Les avis divergent sur le sujet. Même la communauté scientifique n’arrive pas à se mettre d’accord sur ce qui compose l’éjaculat féminin. Selon différentes études, entre 10 et 40 % des femmes en Occident affirment avoir déjà évacué un liquide lors d’une stimulation sexuelle. Une étude réalisée en 2015 révèle, elle, que la majeure partie du liquide sécrété serait en vérité de l’urine, contenant parfois une petite quantité d’antigène prostatique spécifique, une protéine émise par les glandes de Skene – l’équivalent féminin de la prostate. Bref, il reste encore beaucoup de zones d’ombre concernant l’éjaculation des femmes, mais les spécialistes ne peuvent, à ce jour, statuer avec certitude qu’elle n’existe pas.

La nymphomanie

Autrefois employé pour décrire ce qu’on percevait comme une sexualité pathologique – le désir et l’appétit sexuels chez les femmes ont longtemps été vus comme des comportements déviants –, le terme nymphomane n’a aujourd’hui plus de valeur médicale. Alors que la dépendance sexuelle est un trouble psychologique qui touche autant les hommes que les femmes, on utilise encore ce qualificatif pour ridiculiser celles qui ont une sexualité affirmée et active.

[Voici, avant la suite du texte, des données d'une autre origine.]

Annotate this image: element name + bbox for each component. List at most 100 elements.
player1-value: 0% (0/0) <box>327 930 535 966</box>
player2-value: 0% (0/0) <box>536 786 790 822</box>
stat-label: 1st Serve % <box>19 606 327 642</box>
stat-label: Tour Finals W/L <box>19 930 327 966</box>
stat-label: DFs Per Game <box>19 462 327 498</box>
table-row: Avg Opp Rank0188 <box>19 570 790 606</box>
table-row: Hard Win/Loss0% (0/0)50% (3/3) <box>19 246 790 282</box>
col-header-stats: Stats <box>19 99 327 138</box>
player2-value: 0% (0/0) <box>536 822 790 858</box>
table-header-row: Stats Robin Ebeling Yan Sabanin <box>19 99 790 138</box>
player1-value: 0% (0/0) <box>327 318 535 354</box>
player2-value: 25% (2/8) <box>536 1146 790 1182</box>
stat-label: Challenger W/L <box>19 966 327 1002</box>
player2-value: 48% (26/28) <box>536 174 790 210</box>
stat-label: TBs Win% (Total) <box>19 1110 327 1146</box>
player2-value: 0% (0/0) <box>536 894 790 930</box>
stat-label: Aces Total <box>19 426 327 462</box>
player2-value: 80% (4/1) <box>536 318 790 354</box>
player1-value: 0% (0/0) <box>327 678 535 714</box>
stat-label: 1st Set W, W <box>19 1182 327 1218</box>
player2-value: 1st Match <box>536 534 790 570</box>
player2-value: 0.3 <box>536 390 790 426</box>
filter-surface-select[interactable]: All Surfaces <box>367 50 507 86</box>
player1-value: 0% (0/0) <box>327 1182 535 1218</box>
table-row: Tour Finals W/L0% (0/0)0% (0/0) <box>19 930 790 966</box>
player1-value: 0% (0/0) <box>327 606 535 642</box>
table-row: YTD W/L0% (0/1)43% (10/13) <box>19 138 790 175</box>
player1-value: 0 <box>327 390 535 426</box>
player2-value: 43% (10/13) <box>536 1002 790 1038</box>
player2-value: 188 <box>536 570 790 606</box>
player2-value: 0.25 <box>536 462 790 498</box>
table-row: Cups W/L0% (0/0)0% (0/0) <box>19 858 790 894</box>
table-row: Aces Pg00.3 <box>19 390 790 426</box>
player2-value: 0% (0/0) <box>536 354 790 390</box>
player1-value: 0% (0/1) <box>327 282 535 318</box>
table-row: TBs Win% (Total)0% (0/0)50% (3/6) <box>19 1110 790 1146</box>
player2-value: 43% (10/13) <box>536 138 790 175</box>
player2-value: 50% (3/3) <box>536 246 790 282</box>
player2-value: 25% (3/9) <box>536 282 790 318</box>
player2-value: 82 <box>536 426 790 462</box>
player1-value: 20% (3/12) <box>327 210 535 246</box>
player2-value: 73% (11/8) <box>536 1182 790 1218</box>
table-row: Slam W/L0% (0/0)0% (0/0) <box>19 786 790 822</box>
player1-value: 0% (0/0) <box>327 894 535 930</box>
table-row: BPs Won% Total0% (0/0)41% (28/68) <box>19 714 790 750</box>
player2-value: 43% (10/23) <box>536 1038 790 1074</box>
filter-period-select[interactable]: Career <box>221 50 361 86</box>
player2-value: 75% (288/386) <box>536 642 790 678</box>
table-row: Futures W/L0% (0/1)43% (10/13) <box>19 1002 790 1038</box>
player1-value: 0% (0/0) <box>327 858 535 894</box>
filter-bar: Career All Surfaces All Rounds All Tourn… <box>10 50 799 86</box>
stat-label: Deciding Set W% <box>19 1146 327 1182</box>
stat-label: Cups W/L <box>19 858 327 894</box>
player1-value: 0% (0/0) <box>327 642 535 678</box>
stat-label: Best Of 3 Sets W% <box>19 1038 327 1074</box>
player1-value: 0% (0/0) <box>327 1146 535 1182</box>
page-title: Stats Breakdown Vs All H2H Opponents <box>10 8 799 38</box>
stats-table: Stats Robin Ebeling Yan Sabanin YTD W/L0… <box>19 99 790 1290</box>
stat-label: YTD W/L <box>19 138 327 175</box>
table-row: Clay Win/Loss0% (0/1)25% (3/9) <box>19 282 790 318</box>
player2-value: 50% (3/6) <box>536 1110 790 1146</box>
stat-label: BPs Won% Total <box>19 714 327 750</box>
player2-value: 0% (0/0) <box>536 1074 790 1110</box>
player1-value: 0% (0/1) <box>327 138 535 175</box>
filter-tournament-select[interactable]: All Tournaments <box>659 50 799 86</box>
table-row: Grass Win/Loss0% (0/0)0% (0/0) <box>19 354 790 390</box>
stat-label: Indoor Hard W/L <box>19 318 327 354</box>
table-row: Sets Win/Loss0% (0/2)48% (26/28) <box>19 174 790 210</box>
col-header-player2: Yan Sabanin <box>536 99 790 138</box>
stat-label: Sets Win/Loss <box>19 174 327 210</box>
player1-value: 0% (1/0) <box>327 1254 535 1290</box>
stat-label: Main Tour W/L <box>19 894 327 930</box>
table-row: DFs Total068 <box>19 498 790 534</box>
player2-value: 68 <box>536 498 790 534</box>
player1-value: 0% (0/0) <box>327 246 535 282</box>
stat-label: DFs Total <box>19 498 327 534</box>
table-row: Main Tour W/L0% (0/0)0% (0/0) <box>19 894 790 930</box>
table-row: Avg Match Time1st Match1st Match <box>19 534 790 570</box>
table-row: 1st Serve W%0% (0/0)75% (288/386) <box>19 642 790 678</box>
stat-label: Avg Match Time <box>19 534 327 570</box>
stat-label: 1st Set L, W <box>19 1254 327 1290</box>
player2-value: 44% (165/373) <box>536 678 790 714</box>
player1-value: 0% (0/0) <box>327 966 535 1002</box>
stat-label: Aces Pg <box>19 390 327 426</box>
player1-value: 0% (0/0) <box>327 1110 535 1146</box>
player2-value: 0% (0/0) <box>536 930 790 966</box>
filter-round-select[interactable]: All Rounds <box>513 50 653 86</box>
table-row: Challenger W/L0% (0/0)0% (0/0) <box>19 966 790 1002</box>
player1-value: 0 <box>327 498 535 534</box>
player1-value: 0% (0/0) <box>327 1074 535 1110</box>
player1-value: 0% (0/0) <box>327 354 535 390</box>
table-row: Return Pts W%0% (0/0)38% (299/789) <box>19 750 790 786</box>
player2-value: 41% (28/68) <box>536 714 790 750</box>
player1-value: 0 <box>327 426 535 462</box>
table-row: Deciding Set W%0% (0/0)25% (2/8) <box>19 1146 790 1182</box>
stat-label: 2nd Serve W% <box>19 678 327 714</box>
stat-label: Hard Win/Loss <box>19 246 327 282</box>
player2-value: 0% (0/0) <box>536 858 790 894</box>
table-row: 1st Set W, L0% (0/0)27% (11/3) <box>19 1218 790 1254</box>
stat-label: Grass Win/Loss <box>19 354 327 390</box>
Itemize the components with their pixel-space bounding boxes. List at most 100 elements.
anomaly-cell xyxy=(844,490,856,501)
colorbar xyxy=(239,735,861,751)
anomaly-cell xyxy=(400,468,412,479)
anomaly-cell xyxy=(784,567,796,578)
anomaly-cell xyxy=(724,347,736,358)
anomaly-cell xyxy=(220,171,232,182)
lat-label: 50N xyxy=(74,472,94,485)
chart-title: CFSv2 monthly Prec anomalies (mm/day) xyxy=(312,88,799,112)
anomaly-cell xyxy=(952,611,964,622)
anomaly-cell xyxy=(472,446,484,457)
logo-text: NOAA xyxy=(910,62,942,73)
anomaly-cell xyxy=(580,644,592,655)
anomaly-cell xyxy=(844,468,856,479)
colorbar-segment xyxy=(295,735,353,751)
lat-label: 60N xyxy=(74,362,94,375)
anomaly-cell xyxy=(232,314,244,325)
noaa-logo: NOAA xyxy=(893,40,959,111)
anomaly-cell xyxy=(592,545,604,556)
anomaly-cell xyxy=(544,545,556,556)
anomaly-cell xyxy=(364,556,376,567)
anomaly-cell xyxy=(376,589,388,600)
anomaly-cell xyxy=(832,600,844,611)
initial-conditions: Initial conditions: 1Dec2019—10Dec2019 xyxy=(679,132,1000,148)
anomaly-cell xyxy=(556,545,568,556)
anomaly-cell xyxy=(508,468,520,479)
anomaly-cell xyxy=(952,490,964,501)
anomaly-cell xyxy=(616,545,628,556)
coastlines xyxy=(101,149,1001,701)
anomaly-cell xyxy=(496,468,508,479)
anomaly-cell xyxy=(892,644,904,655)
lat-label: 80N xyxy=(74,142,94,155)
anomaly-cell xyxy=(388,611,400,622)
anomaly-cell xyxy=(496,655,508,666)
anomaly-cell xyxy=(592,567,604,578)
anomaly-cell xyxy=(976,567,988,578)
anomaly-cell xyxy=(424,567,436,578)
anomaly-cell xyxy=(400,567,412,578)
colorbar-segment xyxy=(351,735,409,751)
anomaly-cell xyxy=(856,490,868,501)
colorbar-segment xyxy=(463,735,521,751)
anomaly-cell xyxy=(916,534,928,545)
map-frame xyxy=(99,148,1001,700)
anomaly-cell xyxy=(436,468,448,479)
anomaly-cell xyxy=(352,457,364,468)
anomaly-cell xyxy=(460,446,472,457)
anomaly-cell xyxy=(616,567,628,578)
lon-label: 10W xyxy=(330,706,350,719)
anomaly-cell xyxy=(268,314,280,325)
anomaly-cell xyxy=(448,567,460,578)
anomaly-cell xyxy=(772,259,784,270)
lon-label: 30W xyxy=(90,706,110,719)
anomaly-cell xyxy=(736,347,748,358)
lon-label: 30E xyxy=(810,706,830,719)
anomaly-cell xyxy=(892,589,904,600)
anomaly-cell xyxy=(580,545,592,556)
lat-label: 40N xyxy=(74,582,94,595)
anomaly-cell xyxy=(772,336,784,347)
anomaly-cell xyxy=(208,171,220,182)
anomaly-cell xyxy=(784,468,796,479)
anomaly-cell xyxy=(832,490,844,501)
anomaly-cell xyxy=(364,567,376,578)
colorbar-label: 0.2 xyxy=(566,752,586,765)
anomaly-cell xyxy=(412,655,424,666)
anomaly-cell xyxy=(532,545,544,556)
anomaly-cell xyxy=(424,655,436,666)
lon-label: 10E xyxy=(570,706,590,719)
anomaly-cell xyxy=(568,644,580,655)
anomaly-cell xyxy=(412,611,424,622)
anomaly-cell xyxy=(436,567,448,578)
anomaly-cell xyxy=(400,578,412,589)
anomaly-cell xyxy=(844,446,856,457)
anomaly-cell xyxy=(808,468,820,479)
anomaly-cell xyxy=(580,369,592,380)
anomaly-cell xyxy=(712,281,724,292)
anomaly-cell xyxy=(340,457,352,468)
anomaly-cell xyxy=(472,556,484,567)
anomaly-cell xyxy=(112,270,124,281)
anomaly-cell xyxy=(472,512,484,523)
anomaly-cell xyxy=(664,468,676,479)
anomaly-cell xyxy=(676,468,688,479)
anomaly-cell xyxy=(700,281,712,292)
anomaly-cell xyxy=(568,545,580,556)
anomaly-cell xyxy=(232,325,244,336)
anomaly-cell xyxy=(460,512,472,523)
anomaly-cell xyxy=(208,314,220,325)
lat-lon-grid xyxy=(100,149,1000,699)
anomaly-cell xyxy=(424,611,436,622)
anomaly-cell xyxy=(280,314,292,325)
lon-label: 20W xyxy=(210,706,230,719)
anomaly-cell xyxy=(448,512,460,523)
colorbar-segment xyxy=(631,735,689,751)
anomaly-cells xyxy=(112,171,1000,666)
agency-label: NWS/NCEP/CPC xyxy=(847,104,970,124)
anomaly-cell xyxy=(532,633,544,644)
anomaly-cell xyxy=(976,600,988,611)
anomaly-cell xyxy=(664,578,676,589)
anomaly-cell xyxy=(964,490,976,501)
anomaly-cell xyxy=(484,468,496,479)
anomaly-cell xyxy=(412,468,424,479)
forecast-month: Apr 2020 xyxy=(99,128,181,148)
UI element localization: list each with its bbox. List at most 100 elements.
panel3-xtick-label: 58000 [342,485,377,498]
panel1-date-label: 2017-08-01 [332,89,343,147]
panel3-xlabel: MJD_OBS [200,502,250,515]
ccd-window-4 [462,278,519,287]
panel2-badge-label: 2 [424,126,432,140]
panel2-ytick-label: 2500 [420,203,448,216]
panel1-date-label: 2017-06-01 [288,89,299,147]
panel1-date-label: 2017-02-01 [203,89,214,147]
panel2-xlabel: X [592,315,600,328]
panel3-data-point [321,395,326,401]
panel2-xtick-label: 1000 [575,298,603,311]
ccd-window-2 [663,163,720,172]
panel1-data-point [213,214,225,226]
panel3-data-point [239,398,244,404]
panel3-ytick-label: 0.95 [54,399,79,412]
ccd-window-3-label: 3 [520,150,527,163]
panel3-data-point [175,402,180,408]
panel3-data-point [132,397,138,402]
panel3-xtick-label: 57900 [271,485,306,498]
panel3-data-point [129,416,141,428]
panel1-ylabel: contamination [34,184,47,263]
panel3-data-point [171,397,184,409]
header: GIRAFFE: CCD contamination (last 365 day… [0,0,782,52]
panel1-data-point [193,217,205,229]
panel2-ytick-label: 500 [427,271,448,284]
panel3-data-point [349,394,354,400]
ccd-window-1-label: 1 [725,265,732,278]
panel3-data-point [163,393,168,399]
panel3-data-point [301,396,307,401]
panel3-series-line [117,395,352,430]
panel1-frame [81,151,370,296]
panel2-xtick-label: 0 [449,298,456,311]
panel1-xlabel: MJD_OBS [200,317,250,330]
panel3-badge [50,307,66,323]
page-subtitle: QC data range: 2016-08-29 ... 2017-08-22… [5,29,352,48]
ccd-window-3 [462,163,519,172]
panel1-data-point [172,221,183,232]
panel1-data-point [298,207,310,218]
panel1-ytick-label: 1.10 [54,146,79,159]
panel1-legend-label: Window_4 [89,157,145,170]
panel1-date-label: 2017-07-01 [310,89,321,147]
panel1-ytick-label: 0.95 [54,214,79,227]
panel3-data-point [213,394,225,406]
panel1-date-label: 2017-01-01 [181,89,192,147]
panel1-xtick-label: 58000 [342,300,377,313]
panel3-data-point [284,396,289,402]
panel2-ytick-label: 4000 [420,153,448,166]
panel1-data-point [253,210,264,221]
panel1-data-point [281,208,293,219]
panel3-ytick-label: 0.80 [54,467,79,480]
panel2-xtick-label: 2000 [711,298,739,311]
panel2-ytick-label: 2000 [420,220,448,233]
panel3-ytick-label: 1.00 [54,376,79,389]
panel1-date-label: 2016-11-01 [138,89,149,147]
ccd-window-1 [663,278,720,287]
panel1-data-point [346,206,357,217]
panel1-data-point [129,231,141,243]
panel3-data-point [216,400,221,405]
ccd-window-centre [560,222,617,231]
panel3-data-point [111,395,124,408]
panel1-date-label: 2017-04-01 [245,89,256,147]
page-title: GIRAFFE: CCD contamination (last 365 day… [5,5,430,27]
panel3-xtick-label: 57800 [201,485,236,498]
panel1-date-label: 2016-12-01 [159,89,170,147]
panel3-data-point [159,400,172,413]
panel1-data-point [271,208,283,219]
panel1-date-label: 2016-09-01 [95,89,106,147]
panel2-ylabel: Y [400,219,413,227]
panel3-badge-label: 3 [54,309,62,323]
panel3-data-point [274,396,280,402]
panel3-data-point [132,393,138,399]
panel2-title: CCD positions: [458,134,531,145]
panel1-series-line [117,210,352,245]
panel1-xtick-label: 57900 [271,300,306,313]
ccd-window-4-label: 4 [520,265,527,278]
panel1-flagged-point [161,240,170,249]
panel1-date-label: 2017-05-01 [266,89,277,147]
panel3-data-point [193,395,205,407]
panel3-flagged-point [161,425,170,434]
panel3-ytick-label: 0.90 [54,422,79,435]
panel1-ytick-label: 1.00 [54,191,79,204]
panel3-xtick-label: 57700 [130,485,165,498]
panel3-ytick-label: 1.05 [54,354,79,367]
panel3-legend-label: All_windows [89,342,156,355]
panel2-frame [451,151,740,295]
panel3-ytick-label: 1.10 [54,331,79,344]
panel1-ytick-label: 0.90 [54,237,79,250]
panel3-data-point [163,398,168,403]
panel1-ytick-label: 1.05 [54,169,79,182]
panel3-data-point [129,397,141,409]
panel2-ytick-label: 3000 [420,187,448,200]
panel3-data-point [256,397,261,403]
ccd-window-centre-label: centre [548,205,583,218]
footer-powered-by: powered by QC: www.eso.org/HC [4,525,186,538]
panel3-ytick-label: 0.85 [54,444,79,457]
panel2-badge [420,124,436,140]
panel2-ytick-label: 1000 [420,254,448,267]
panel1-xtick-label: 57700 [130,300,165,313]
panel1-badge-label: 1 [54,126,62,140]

La première relation sexuelle

Le mythe de la virginité est puissant : on continue à enseigner aux jeunes filles que la première relation sexuelle perce l’hymen et que c’est ce qui est douloureux. Faux! (Surtout que certaines femmes n’ont même pas d’hymen…) En fait, on peut souvent attribuer les douleurs de la première fois à l’inexpérience. Elles peuvent s’expliquer autant par la contraction musculaire – provoquée par la peur, justement, d’avoir mal – que par le manque de lubrification dans le vagin. Et si on arrêtait de dire aux filles qu’elles auront mal? Leur première fois serait peut-être moins angoissante…

La ménopause

Même si le cinéma, la télé, les médias ou les réseaux sociaux nous montrent rarement des personnes de plus de 60 ans en pleins ébats sexuels, le sexe ne s’arrête pas après la ménopause. Oui, les dérèglements hormonaux qui s’ensuivent peuvent entraîner certains désagréments qui affectent la vie sexuelle, comme la diminution de la lubrification vaginale. Mais les sexologues estiment qu’une majorité de femmes peuvent jouir d’une vie sexuelle active toute leur vie.